Thing is, why would you want an exact representation of the book? Your imagination's quite capable of doing that when you read it. A film of a book is a separate story. (I have to remind myself of this for those films where I didn't like the changes myself).
 
scifisam said:
Thing is, why would you want an exact representation of the book? Your imagination's quite capable of doing that when you read it. A film of a book is a separate story. (I have to remind myself of this for those films where I didn't like the changes myself).

I don't. I'd be quite happy with an adaptation that wasn't so flaccid. The book is controversial because of it's strength of characters and subversiveness. The film is just a disneyfied kiddyfilm. They've sucked the bollocks out of it.
 
my problem isn't with the plot points that were missed or changed - just that it was watered-down in its feeling.

The ending is a symptom of that, but I felt the horror of Bolvangar was nowhere near as chillingly represented. The episode where lyra comes across Billy in the shed was just a bit sad in the film... in the book it's absolutely and viscerally horrifying.

I think you could take away from the film that only a couple of dozen kids had ever been Gobbled, and that only a few had suffered intercision. Discovering the roomful of daemons is another real moment of horror.

I understand the need to keep an eye on the Certificate - hence the bloodlessness of the bearfight - but you can be pretty chilling and still get a 12A. Which would be the most appropriate certificate if you needed to apply one to the book anyway.
 
spanglechick said:
my problem isn't with the plot points that were missed or changed - just that it was watered-down in its feeling.

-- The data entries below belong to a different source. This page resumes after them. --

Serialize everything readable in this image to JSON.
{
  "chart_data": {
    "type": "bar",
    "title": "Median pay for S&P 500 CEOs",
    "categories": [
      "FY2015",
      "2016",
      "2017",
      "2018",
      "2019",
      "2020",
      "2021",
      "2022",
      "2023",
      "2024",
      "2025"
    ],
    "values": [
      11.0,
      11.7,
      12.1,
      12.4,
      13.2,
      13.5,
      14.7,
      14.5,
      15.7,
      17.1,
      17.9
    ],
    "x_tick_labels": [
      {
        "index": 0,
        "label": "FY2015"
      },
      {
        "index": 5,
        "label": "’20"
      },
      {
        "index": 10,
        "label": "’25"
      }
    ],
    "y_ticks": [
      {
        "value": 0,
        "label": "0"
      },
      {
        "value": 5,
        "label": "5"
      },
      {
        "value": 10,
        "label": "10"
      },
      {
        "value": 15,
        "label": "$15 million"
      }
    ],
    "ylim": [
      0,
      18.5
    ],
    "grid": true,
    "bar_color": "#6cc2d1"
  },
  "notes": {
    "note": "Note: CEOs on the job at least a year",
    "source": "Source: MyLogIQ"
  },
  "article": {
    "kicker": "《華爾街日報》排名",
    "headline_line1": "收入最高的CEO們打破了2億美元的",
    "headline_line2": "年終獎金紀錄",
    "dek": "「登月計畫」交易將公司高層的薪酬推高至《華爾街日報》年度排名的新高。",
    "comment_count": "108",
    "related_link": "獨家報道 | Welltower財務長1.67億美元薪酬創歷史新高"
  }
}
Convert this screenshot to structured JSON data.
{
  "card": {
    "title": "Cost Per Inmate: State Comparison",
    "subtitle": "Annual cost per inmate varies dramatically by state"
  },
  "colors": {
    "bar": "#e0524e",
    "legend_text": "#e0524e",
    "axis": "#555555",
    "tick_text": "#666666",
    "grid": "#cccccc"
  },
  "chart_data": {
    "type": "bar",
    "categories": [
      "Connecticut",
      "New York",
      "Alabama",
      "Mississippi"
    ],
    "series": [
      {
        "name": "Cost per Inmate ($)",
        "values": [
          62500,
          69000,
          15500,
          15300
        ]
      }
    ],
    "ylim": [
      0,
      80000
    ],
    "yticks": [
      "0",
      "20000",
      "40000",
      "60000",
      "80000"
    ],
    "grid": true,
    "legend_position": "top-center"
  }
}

The ending is a symptom of that, but I felt the horror of Bolvangar was nowhere near as chillingly represented. The episode where lyra comes across Billy in the shed was just a bit sad in the film... in the book it's absolutely and viscerally horrifying.

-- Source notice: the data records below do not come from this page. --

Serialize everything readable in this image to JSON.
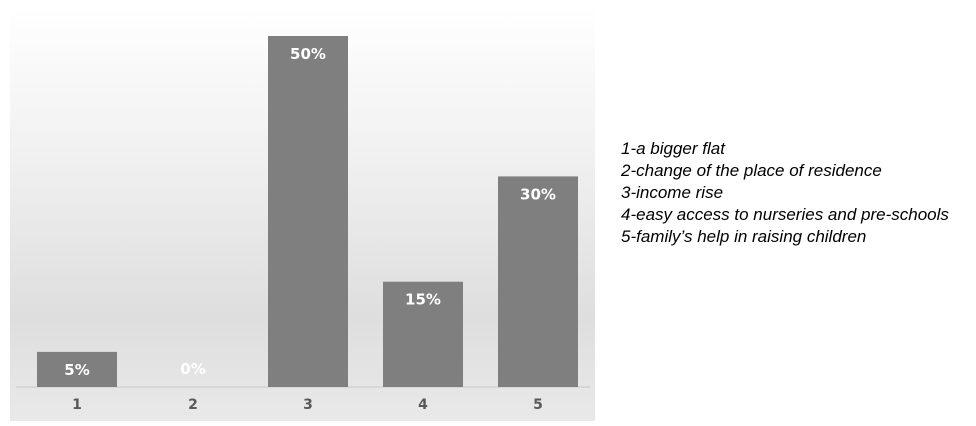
{
  "chart_data": {
    "type": "bar",
    "categories": [
      "1",
      "2",
      "3",
      "4",
      "5"
    ],
    "values": [
      5,
      0,
      50,
      15,
      30
    ],
    "data_labels": [
      "5%",
      "0%",
      "50%",
      "15%",
      "30%"
    ],
    "title": "",
    "xlabel": "",
    "ylabel": "",
    "ylim": [
      0,
      50
    ],
    "grid": false,
    "legend": "right",
    "bar_color": "#7f7f7f"
  },
  "legend": {
    "items": [
      "1-a bigger flat",
      "2-change of the place of residence",
      "3-income rise",
      "4-easy access to nurseries and pre-schools",
      "5-family’s help in raising children"
    ]
  }
}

I think you could take away from the film that only a couple of dozen kids had ever been Gobbled, and that only a few had suffered intercision. Discovering the roomful of daemons is another real moment of horror.

I understand the need to keep an eye on the Certificate - hence the bloodlessness of the bearfight - but you can be pretty chilling and still get a 12A. Which would be the most appropriate certificate if you needed to apply one to the book anyway.

Beowulf was a 12a wasnt it?
 
scifisam said:
I can't think of any myself, and my MA was about adaptations to film.

Lord of the Rings was, more or less, 100% true to the book. The changes were pretty titchy in the scheme of things and I think most people were relieved, rather than disappointed, to see the omission of Tom Bombafuckingdil.
 
I watched it yesterday and I really enjoyed although I never read the books, the film has made me want to read them. I was utterly fascinated by it!

As for Lord of The Rings staying true to the books: the LOTR trilogy is so boring and overblown, and basically crap, that it might have been better if they completely changed it.